Ausgestattet mit der schriftlichen Matura in der Tasche, einer Menge Sonnencreme, Schokoladenriegel und voller Vorfreude der italienischen Mentalität auf den Grund zu gehen, machten wir uns gemeinsam mit den 7. Klassen am 15. Mai für eine Woche auf den Weg in das wunderschöne Belpaese. Nach einer Busfahrt, die gefühlt eine halbe Ewigkeit dauerte, kamen wir schließlich in der Toscana an, die uns mit herrlichen 35 Grad begrüßte. Unsere Gastfamilien erwarteten uns außerhalb von Lucca, um uns in die kunstvolle Altstadt zu kutschieren, wo wir wohnen würden. Wir wurden elegant aus dem Auto buxtiert, weil unsere Gastmutter, die übrigens eine Stoffhandtaschenkünstlerin war, noch unsere anderen sprachlichen Leidensgenossinnen Lisa und Lena abholen musste.

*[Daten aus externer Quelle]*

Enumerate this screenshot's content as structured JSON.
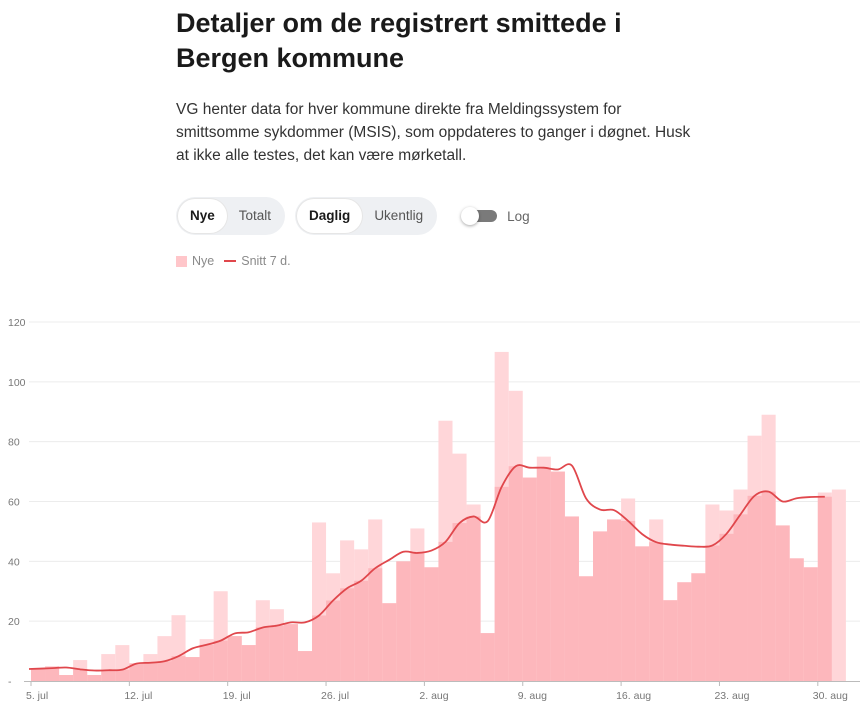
{
  "header": {
    "title": "Detaljer om de registrert smittede i Bergen kommune",
    "description": "VG henter data for hver kommune direkte fra Meldingssystem for smittsomme sykdommer (MSIS), som oppdateres to ganger i døgnet. Husk at ikke alle testes, det kan være mørketall."
  },
  "controls": {
    "metric_toggle": {
      "options": [
        "Nye",
        "Totalt"
      ],
      "selected": "Nye"
    },
    "interval_toggle": {
      "options": [
        "Daglig",
        "Ukentlig"
      ],
      "selected": "Daglig"
    },
    "log_toggle": {
      "label": "Log",
      "on": false
    }
  },
  "legend": {
    "bars": "Nye",
    "line": "Snitt 7 d."
  },
  "colors": {
    "bar_light": "#ffd6d9",
    "bar_dark": "#fdb7bc",
    "line": "#e0474c",
    "grid": "#ececec"
  },
  "chart_data": {
    "type": "bar",
    "x": [
      "2021-07-05",
      "2021-07-06",
      "2021-07-07",
      "2021-07-08",
      "2021-07-09",
      "2021-07-10",
      "2021-07-11",
      "2021-07-12",
      "2021-07-13",
      "2021-07-14",
      "2021-07-15",
      "2021-07-16",
      "2021-07-17",
      "2021-07-18",
      "2021-07-19",
      "2021-07-20",
      "2021-07-21",
      "2021-07-22",
      "2021-07-23",
      "2021-07-24",
      "2021-07-25",
      "2021-07-26",
      "2021-07-27",
      "2021-07-28",
      "2021-07-29",
      "2021-07-30",
      "2021-07-31",
      "2021-08-01",
      "2021-08-02",
      "2021-08-03",
      "2021-08-04",
      "2021-08-05",
      "2021-08-06",
      "2021-08-07",
      "2021-08-08",
      "2021-08-09",
      "2021-08-10",
      "2021-08-11",
      "2021-08-12",
      "2021-08-13",
      "2021-08-14",
      "2021-08-15",
      "2021-08-16",
      "2021-08-17",
      "2021-08-18",
      "2021-08-19",
      "2021-08-20",
      "2021-08-21",
      "2021-08-22",
      "2021-08-23",
      "2021-08-24",
      "2021-08-25",
      "2021-08-26",
      "2021-08-27",
      "2021-08-28",
      "2021-08-29",
      "2021-08-30",
      "2021-08-31",
      "2021-09-01"
    ],
    "series": [
      {
        "name": "Nye",
        "type": "bar",
        "values": [
          4,
          5,
          2,
          7,
          2,
          9,
          12,
          6,
          9,
          15,
          22,
          8,
          14,
          30,
          15,
          12,
          27,
          24,
          19,
          10,
          53,
          36,
          47,
          44,
          54,
          26,
          40,
          51,
          38,
          87,
          76,
          59,
          16,
          110,
          97,
          68,
          75,
          70,
          55,
          35,
          50,
          54,
          61,
          45,
          54,
          27,
          33,
          36,
          59,
          57,
          64,
          82,
          89,
          52,
          41,
          38,
          63,
          64,
          0
        ]
      },
      {
        "name": "Snitt 7 d.",
        "type": "line",
        "values": [
          4,
          4.3,
          4.5,
          3.9,
          3.5,
          3.6,
          3.8,
          5.8,
          6.1,
          6.6,
          8.3,
          10.9,
          12.1,
          13.5,
          15.9,
          16.3,
          17.9,
          18.5,
          19.6,
          19.6,
          21.9,
          26.9,
          31,
          33.5,
          37.7,
          40.5,
          43.2,
          42.8,
          43.6,
          46.5,
          52.8,
          55,
          53.4,
          64.9,
          71.8,
          71.3,
          71.3,
          70.7,
          72,
          61.1,
          57.3,
          57.1,
          53.5,
          49.1,
          46.4,
          45.6,
          45.2,
          44.9,
          45.3,
          49.2,
          55.7,
          61.9,
          63.3,
          60,
          61.1,
          61.5,
          61.6,
          null,
          null
        ]
      }
    ],
    "x_ticks": [
      "5. jul",
      "12. jul",
      "19. jul",
      "26. jul",
      "2. aug",
      "9. aug",
      "16. aug",
      "23. aug",
      "30. aug"
    ],
    "y_ticks": [
      "-",
      "20",
      "40",
      "60",
      "80",
      "100",
      "120"
    ],
    "ylim": [
      0,
      120
    ],
    "grid": true,
    "legend_position": "top-left",
    "xlabel": "",
    "ylabel": ""
  }
}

Wir saßen also auf diesem grauen Platz und philosophierten über unsere Entscheidung und unsere mangelnden Sprachkünste. Schnell wurden wir aber wieder aus unseren Gedanken gerissen, denn unsere Gastmutter erwartete uns bereits mit hervorragenden Kochkünsten: Gli spaghetti con tonno! Die durch das gute Essen neu erwachte Hoffnung verpuffte als wir unsere Zimmer sahen: Eine Dachkammer, die einem stickigen Hochsicherheitsverlies mit Knastkatze namens Dima glich. Doch man soll nicht übertreiben: Auch, wenn der erste Eindruck ernüchternd war, stellte sich die Dachkammer als gemütlicher Ort heraus, der einen wunderschönen Ausblick über die Dächer von Lucca bot und durch Saxofonmusik ein Tor in eine andere, längst vergangene Zeit öffnete.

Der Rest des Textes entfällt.